Loop through files, add column ‘filename’ and union all dataframes into one

I encountered this solution in majority of the interviews I did in the recent times. Curiously enquire further how does scale when you have many small files written to directory? as this one runs through a loop of files and creates a data-frame and appends with main data-frame.

Result

Number of records for each file and corresponding file name also associated with the dataframe / Table

Number of files directly proportionate to the time and resources utilized to run this code.

This curiosity flames further thinking, to find a good solution.

Now lets look into Spark inbuilt capabilities to solution the problem above.

Step1: Mount ADLS to Databricks — there are various ways to do this, using SAS token, using secrets from key vault, credntials pass through.

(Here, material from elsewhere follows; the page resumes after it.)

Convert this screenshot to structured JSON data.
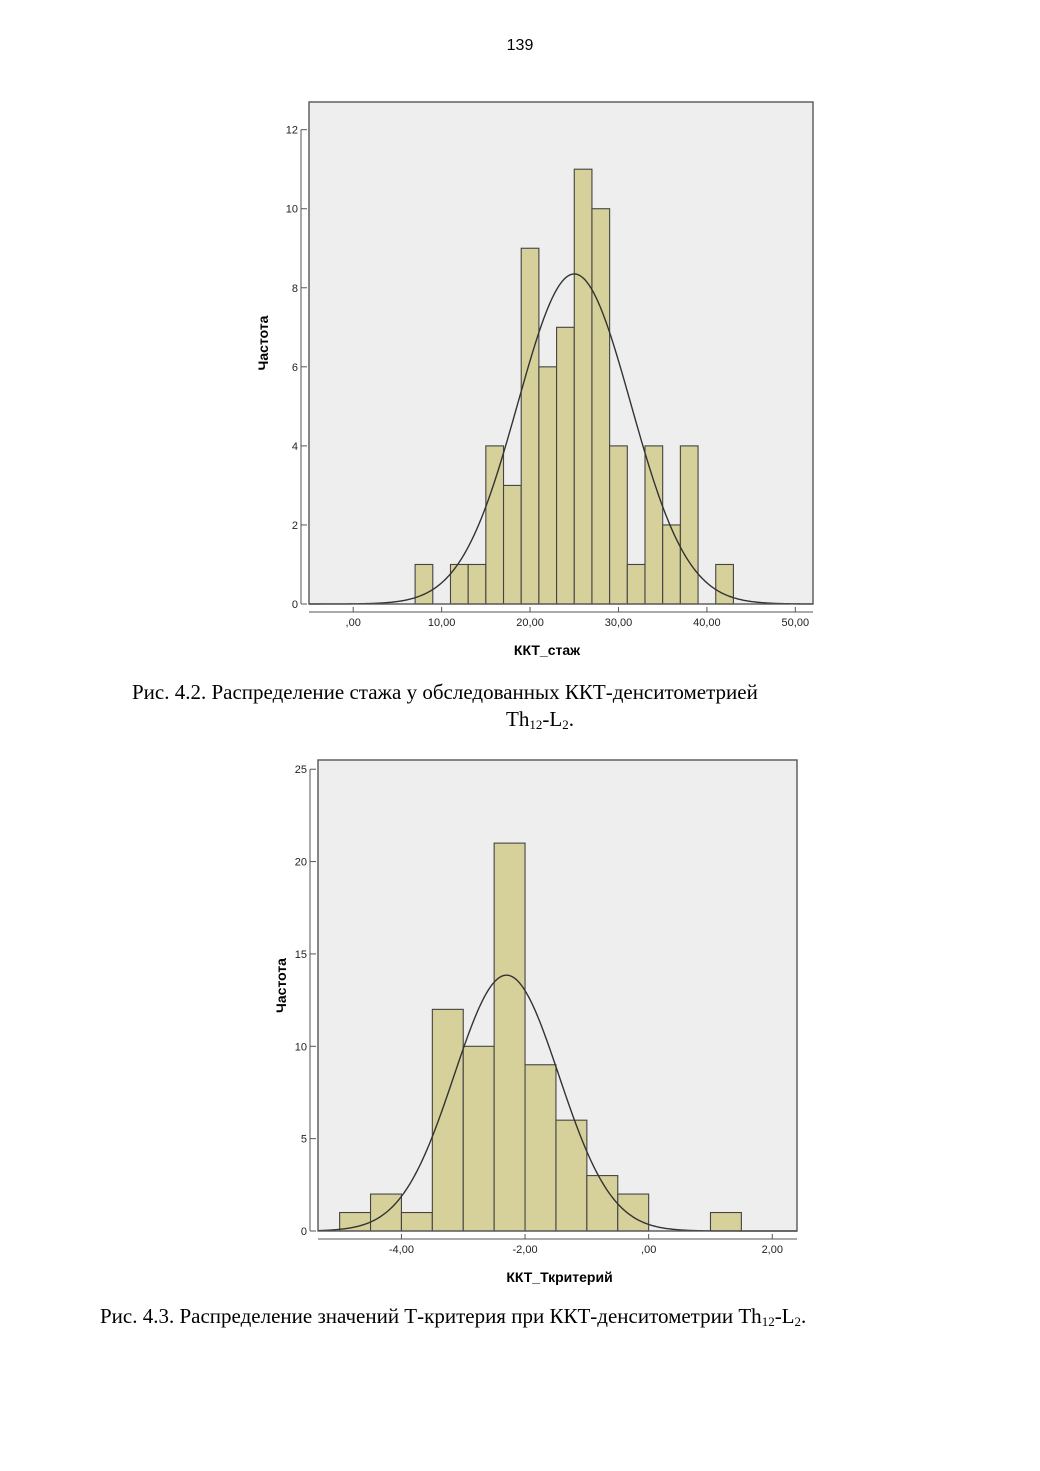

Step2: Create table / data frame using *.csv (all files should have same schema) and the use “input_file_name()” SQL function

Create table and use input_file_name() function

In this solution, we are using spark inbuilt function which picks metadata of the table and underlying data.

When we read through and take help of technical documentation of product, there are better, easier, and performent options available as the new versions released.